Маска подлеца (СИ)
Словно лютый дикий зверь он кинулся на моего обидчика.
— Ублюдок! Ты поплатишься за это! — зарычал он так гневно, что я испугалась сильнее.
Он снес Игната одним прицельным ударом здорового кулака в голову. Невменяемый мужик разжал мои волосы и пошатнулся. Хотел дать отпор.
Но Камиль был так разъярен, что он не успевал даже ставить защиту.
Бесчисленные удары, как молотком по наковальне, сыпались на его голову, плечи, корпус. Камиль оттеснил этого подонка от меня. Стал ко мне спиной.
Я в ужасе сползла на пол и накрыла голову руками.
Видела только, как ноги Камиля перешагивали вперед. Ближе к обреченному Игнату. Он бил его до тех пор, пока тот грузно не рухнул на пол.
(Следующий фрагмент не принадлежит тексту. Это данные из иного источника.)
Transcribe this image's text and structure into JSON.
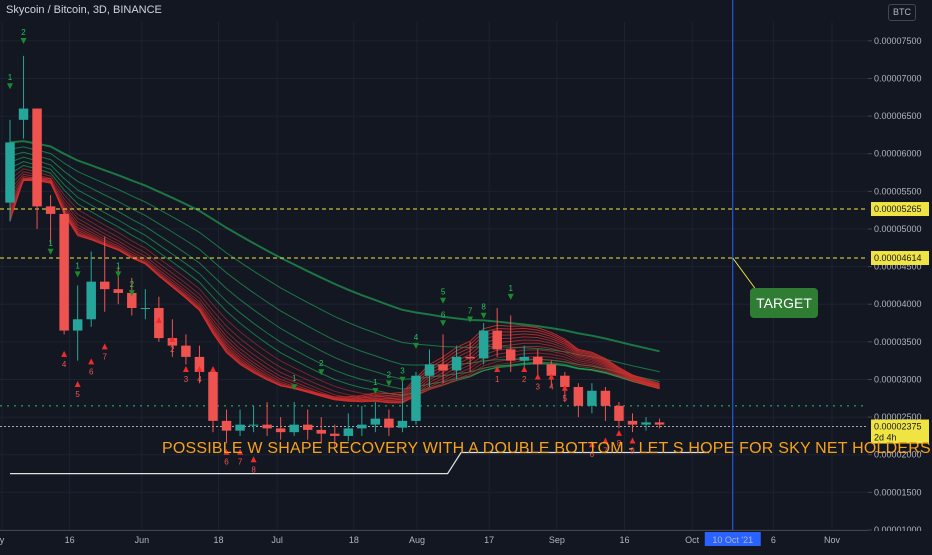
{
  "header": {
    "title": "Skycoin / Bitcoin, 3D, BINANCE",
    "currency": "BTC"
  },
  "colors": {
    "bg": "#131722",
    "up": "#26a69a",
    "down": "#ef5350",
    "ribbon_red": "#d32f2f",
    "ribbon_green": "#22c55e",
    "level": "#f0e442",
    "accent": "#f7a21b",
    "target_line": "#2962ff"
  },
  "chart_data": {
    "type": "candlestick",
    "ylim": [
      1e-05,
      7.75e-05
    ],
    "y_ticks": [
      "0.00007500",
      "0.00007000",
      "0.00006500",
      "0.00006000",
      "0.00005500",
      "0.00005000",
      "0.00004500",
      "0.00004000",
      "0.00003500",
      "0.00003000",
      "0.00002500",
      "0.00002000",
      "0.00001500",
      "0.00001000"
    ],
    "x_ticks": [
      {
        "label": "y",
        "day": 0
      },
      {
        "label": "16",
        "day": 15
      },
      {
        "label": "Jun",
        "day": 31
      },
      {
        "label": "18",
        "day": 48
      },
      {
        "label": "Jul",
        "day": 61
      },
      {
        "label": "18",
        "day": 78
      },
      {
        "label": "Aug",
        "day": 92
      },
      {
        "label": "17",
        "day": 108
      },
      {
        "label": "Sep",
        "day": 123
      },
      {
        "label": "16",
        "day": 138
      },
      {
        "label": "Oct",
        "day": 153
      },
      {
        "label": "6",
        "day": 171
      },
      {
        "label": "Nov",
        "day": 184
      }
    ],
    "target_date_label": "10 Oct '21",
    "target_day": 162,
    "candles": [
      [
        5.35e-05,
        6.15e-05,
        5.1e-05,
        6.45e-05
      ],
      [
        6.45e-05,
        6.6e-05,
        6.2e-05,
        7.3e-05
      ],
      [
        6.6e-05,
        5.3e-05,
        5e-05,
        6.6e-05
      ],
      [
        5.3e-05,
        5.2e-05,
        4.8e-05,
        5.45e-05
      ],
      [
        5.2e-05,
        3.65e-05,
        3.6e-05,
        5.25e-05
      ],
      [
        3.65e-05,
        3.8e-05,
        3.25e-05,
        4.25e-05
      ],
      [
        3.8e-05,
        4.3e-05,
        3.7e-05,
        4.7e-05
      ],
      [
        4.3e-05,
        4.2e-05,
        3.9e-05,
        4.9e-05
      ],
      [
        4.2e-05,
        4.15e-05,
        4e-05,
        4.5e-05
      ],
      [
        4.15e-05,
        3.95e-05,
        3.85e-05,
        4.35e-05
      ],
      [
        3.95e-05,
        3.95e-05,
        3.8e-05,
        4.2e-05
      ],
      [
        3.95e-05,
        3.55e-05,
        3.5e-05,
        4.1e-05
      ],
      [
        3.55e-05,
        3.45e-05,
        3.3e-05,
        3.8e-05
      ],
      [
        3.45e-05,
        3.3e-05,
        3.2e-05,
        3.6e-05
      ],
      [
        3.3e-05,
        3.1e-05,
        2.95e-05,
        3.45e-05
      ],
      [
        3.1e-05,
        2.45e-05,
        2.3e-05,
        3.1e-05
      ],
      [
        2.45e-05,
        2.32e-05,
        2.15e-05,
        2.6e-05
      ],
      [
        2.32e-05,
        2.4e-05,
        2.25e-05,
        2.6e-05
      ],
      [
        2.4e-05,
        2.4e-05,
        2.3e-05,
        2.65e-05
      ],
      [
        2.4e-05,
        2.35e-05,
        2.25e-05,
        2.7e-05
      ],
      [
        2.35e-05,
        2.3e-05,
        2.2e-05,
        2.5e-05
      ],
      [
        2.3e-05,
        2.4e-05,
        2.25e-05,
        2.7e-05
      ],
      [
        2.4e-05,
        2.33e-05,
        2.2e-05,
        2.6e-05
      ],
      [
        2.33e-05,
        2.28e-05,
        2.15e-05,
        2.5e-05
      ],
      [
        2.28e-05,
        2.25e-05,
        2.1e-05,
        2.4e-05
      ],
      [
        2.25e-05,
        2.35e-05,
        2.18e-05,
        2.55e-05
      ],
      [
        2.35e-05,
        2.4e-05,
        2.25e-05,
        2.65e-05
      ],
      [
        2.4e-05,
        2.48e-05,
        2.3e-05,
        2.7e-05
      ],
      [
        2.48e-05,
        2.36e-05,
        2.25e-05,
        2.6e-05
      ],
      [
        2.36e-05,
        2.45e-05,
        2.3e-05,
        3e-05
      ],
      [
        2.45e-05,
        3.05e-05,
        2.4e-05,
        3.1e-05
      ],
      [
        3.05e-05,
        3.2e-05,
        2.9e-05,
        3.4e-05
      ],
      [
        3.2e-05,
        3.12e-05,
        2.95e-05,
        3.6e-05
      ],
      [
        3.12e-05,
        3.3e-05,
        3e-05,
        3.45e-05
      ],
      [
        3.3e-05,
        3.28e-05,
        3.1e-05,
        3.5e-05
      ],
      [
        3.28e-05,
        3.65e-05,
        3.2e-05,
        3.75e-05
      ],
      [
        3.65e-05,
        3.4e-05,
        3.3e-05,
        3.95e-05
      ],
      [
        3.4e-05,
        3.25e-05,
        3.1e-05,
        3.85e-05
      ],
      [
        3.25e-05,
        3.3e-05,
        3.15e-05,
        3.45e-05
      ],
      [
        3.3e-05,
        3.2e-05,
        3.05e-05,
        3.4e-05
      ],
      [
        3.2e-05,
        3.05e-05,
        2.9e-05,
        3.25e-05
      ],
      [
        3.05e-05,
        2.9e-05,
        2.7e-05,
        3.1e-05
      ],
      [
        2.9e-05,
        2.65e-05,
        2.5e-05,
        2.95e-05
      ],
      [
        2.65e-05,
        2.85e-05,
        2.55e-05,
        2.95e-05
      ],
      [
        2.85e-05,
        2.65e-05,
        2.45e-05,
        2.9e-05
      ],
      [
        2.65e-05,
        2.45e-05,
        2.35e-05,
        2.7e-05
      ],
      [
        2.45e-05,
        2.4e-05,
        2.3e-05,
        2.55e-05
      ],
      [
        2.4e-05,
        2.43e-05,
        2.32e-05,
        2.5e-05
      ],
      [
        2.43e-05,
        2.4e-05,
        2.35e-05,
        2.48e-05
      ]
    ],
    "levels": [
      {
        "label": "0.00005265",
        "value": 5.265e-05
      },
      {
        "label": "0.00004614",
        "value": 4.614e-05
      }
    ],
    "current_price": {
      "label": "0.00002375",
      "value": 2.375e-05,
      "countdown": "2d 4h"
    },
    "support_dotted": 2.65e-05,
    "white_line": [
      [
        0,
        1.75e-05
      ],
      [
        97,
        1.75e-05
      ],
      [
        100,
        2.03e-05
      ],
      [
        155,
        2.03e-05
      ]
    ],
    "signals": [
      {
        "t": "2",
        "i": 1,
        "y": 7.55e-05,
        "up": false
      },
      {
        "t": "1",
        "i": 0,
        "y": 6.95e-05,
        "up": false
      },
      {
        "t": "1",
        "i": 3,
        "y": 4.75e-05,
        "up": false
      },
      {
        "t": "1",
        "i": 5,
        "y": 4.45e-05,
        "up": false
      },
      {
        "t": "4",
        "i": 4,
        "y": 3.3e-05,
        "up": true
      },
      {
        "t": "5",
        "i": 5,
        "y": 2.9e-05,
        "up": true
      },
      {
        "t": "6",
        "i": 6,
        "y": 3.2e-05,
        "up": true
      },
      {
        "t": "7",
        "i": 7,
        "y": 3.4e-05,
        "up": true
      },
      {
        "t": "1",
        "i": 8,
        "y": 4.45e-05,
        "up": false
      },
      {
        "t": "2",
        "i": 9,
        "y": 4.2e-05,
        "up": false
      },
      {
        "t": "1",
        "i": 11,
        "y": 3.75e-05,
        "up": true
      },
      {
        "t": "2",
        "i": 12,
        "y": 3.5e-05,
        "up": true
      },
      {
        "t": "3",
        "i": 13,
        "y": 3.1e-05,
        "up": true
      },
      {
        "t": "4",
        "i": 14,
        "y": 3.1e-05,
        "up": true
      },
      {
        "t": "5",
        "i": 15,
        "y": 3.1e-05,
        "up": true
      },
      {
        "t": "6",
        "i": 16,
        "y": 2e-05,
        "up": true
      },
      {
        "t": "7",
        "i": 17,
        "y": 2e-05,
        "up": true
      },
      {
        "t": "8",
        "i": 18,
        "y": 1.9e-05,
        "up": true
      },
      {
        "t": "1",
        "i": 21,
        "y": 2.95e-05,
        "up": false
      },
      {
        "t": "2",
        "i": 23,
        "y": 3.15e-05,
        "up": false
      },
      {
        "t": "1",
        "i": 27,
        "y": 2.9e-05,
        "up": false
      },
      {
        "t": "2",
        "i": 28,
        "y": 3e-05,
        "up": false
      },
      {
        "t": "3",
        "i": 29,
        "y": 3.05e-05,
        "up": false
      },
      {
        "t": "4",
        "i": 30,
        "y": 3.5e-05,
        "up": false
      },
      {
        "t": "5",
        "i": 32,
        "y": 4.1e-05,
        "up": false
      },
      {
        "t": "6",
        "i": 32,
        "y": 3.8e-05,
        "up": false
      },
      {
        "t": "7",
        "i": 34,
        "y": 3.85e-05,
        "up": false
      },
      {
        "t": "8",
        "i": 35,
        "y": 3.9e-05,
        "up": false
      },
      {
        "t": "1",
        "i": 37,
        "y": 4.15e-05,
        "up": false
      },
      {
        "t": "1",
        "i": 36,
        "y": 3.1e-05,
        "up": true
      },
      {
        "t": "2",
        "i": 38,
        "y": 3.1e-05,
        "up": true
      },
      {
        "t": "3",
        "i": 39,
        "y": 3e-05,
        "up": true
      },
      {
        "t": "4",
        "i": 40,
        "y": 3e-05,
        "up": true
      },
      {
        "t": "5",
        "i": 41,
        "y": 2.85e-05,
        "up": true
      },
      {
        "t": "6",
        "i": 43,
        "y": 2.1e-05,
        "up": true
      },
      {
        "t": "7",
        "i": 44,
        "y": 2.15e-05,
        "up": true
      },
      {
        "t": "8",
        "i": 45,
        "y": 2.25e-05,
        "up": true
      },
      {
        "t": "9",
        "i": 46,
        "y": 2.15e-05,
        "up": true
      }
    ]
  },
  "annotations": {
    "headline": "POSSIBLE W SHAPE RECOVERY WITH A DOUBLE BOTTOM - LET S HOPE FOR SKY NET HOLDERS",
    "target": "TARGET"
  }
}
Сипение и стоны насильника от боли еще долго будут звучать в моей голове. Все происходящее было ожившим кошмаром. Кромешным ужасом.
Камиль пинал подонка по ребрам ногами. Склонялся к нему и приподнимал его за грудки и снова бил по окровавленному лицу кулаками.
— Камиль! Камиль, остановись, ты убьешь его, — взмолилась я.
Если я и хотела наказания для обидчика, то он его уже получил в полной мере.
— Пожалуйста, Камиль…Я люблю тебя. Ради меня, остановись, — я вцепилась в его штанину, не давая снова ударить уже отключившегося Игната.
Камиль резко развернулся ко мне.
Он был растрепан. Возбужден. Его грудь вздымалась, как литейные меха. А взгляд был таким безумным, что казалось, он сейчас этими сжатыми окровавленными кулачищами ударит и меня.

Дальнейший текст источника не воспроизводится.